10 comment(s) for "Friday's French - pĂȘche, nectarine, brugnon, peach":

  1. Yes I’ve heard the hybrid idea before. I have both brugnons and nectarines in the orchard. The nectarines are white fleshed, the brugnons yellow fleshed (so the opposite of your experience :-)). There is no distinction in English for brugnons, except to spell it out by calling them cling-stone nectarines.

  2. Rosemary Kneipp

    That’s strange about the colour. I’m going to ask the people at the market tomorrow what they think!

  3. I didn’t know. I’ve never had nectarine.

  4. White fleshed nectarines have come on the market more recently here.
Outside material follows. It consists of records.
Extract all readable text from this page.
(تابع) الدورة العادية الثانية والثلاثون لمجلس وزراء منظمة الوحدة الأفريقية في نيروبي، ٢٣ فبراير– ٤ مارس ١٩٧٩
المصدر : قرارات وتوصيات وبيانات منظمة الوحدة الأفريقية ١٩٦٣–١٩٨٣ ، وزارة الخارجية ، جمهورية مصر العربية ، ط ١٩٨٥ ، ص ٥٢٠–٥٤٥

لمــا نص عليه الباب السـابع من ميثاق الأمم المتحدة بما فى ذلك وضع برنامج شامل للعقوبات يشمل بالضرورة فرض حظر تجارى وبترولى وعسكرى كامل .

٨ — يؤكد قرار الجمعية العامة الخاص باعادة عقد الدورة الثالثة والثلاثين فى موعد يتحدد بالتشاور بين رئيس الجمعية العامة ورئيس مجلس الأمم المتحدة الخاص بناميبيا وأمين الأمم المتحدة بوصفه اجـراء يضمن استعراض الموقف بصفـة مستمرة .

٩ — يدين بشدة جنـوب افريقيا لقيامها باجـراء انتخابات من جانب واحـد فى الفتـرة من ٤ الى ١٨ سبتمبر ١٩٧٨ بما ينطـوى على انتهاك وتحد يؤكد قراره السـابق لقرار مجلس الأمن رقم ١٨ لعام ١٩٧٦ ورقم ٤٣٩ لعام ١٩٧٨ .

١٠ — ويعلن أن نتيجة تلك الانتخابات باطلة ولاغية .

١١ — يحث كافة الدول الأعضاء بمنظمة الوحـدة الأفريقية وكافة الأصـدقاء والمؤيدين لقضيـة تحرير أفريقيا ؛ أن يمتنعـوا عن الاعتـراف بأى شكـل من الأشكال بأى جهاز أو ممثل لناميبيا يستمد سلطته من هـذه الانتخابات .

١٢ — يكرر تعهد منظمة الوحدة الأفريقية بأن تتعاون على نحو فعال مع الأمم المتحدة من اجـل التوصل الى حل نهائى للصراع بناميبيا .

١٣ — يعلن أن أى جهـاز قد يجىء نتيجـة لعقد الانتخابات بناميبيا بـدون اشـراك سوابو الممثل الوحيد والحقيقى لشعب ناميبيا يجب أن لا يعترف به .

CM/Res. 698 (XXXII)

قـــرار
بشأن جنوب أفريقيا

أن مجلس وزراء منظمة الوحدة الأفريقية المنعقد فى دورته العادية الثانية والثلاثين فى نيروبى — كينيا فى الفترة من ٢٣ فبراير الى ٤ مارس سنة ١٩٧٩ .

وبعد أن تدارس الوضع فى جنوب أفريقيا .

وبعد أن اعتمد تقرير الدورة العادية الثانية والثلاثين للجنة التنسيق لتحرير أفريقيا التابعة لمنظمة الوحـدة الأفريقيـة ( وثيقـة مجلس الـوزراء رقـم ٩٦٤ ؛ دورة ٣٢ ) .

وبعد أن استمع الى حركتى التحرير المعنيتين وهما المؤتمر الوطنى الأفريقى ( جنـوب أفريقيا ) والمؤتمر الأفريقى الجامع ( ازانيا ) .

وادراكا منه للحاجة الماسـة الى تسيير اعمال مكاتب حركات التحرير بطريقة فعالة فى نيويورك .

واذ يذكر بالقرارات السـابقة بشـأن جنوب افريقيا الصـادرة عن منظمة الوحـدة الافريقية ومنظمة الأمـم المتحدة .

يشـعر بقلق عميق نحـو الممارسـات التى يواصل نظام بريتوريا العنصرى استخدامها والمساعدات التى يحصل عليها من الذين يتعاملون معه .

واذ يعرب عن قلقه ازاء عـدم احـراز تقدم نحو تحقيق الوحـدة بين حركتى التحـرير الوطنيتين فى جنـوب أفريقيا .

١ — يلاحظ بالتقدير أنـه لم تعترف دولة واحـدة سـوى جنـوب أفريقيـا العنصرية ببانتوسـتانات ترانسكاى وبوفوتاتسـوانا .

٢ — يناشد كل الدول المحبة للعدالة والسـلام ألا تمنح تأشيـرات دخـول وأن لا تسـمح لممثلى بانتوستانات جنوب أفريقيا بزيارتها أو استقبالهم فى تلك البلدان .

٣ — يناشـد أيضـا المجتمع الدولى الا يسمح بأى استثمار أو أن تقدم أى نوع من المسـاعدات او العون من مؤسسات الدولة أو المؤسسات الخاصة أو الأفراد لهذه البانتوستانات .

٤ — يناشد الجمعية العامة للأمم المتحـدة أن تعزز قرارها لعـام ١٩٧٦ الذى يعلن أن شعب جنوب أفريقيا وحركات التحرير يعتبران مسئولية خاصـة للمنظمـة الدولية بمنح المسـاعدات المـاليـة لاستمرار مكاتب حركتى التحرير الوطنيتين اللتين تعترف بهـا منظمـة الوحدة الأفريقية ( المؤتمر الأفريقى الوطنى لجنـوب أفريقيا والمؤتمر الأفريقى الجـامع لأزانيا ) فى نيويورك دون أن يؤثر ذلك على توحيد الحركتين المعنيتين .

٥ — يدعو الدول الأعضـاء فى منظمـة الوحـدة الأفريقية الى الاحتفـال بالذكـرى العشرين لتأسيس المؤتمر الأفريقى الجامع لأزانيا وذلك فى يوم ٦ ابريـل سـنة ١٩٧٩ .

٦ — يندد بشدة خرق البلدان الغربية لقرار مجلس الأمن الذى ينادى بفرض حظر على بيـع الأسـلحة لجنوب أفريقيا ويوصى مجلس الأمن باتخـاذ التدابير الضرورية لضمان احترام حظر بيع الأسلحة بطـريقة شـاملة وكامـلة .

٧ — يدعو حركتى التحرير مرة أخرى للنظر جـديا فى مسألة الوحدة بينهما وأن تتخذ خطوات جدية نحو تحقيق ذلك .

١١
Are they then a hybrid?
    I had never imagined that they would be a hybrid of the peach or plum.
    We now have smoothed skinned peaches, but I prefer nectarines. Because of cold storage, one is often disappointed on the first bite.

  5. No, I didn’t know of the belief but it it exactly these sort of (mis)understandings that can trip me up linguistically.

  6. Lesley

    I just thought that peaches were fuzzy and nectarines were not. The use of ‘cling peaches’ , that I have seen as tinned way back in the day, now takes on a meaning of the ease of stone removal. Fascinating! And I just googled it and got “There are two categories of peach, Clingstone and Freestone, distinguished by the ease with which the edible area pulls away from the stone (pit)”.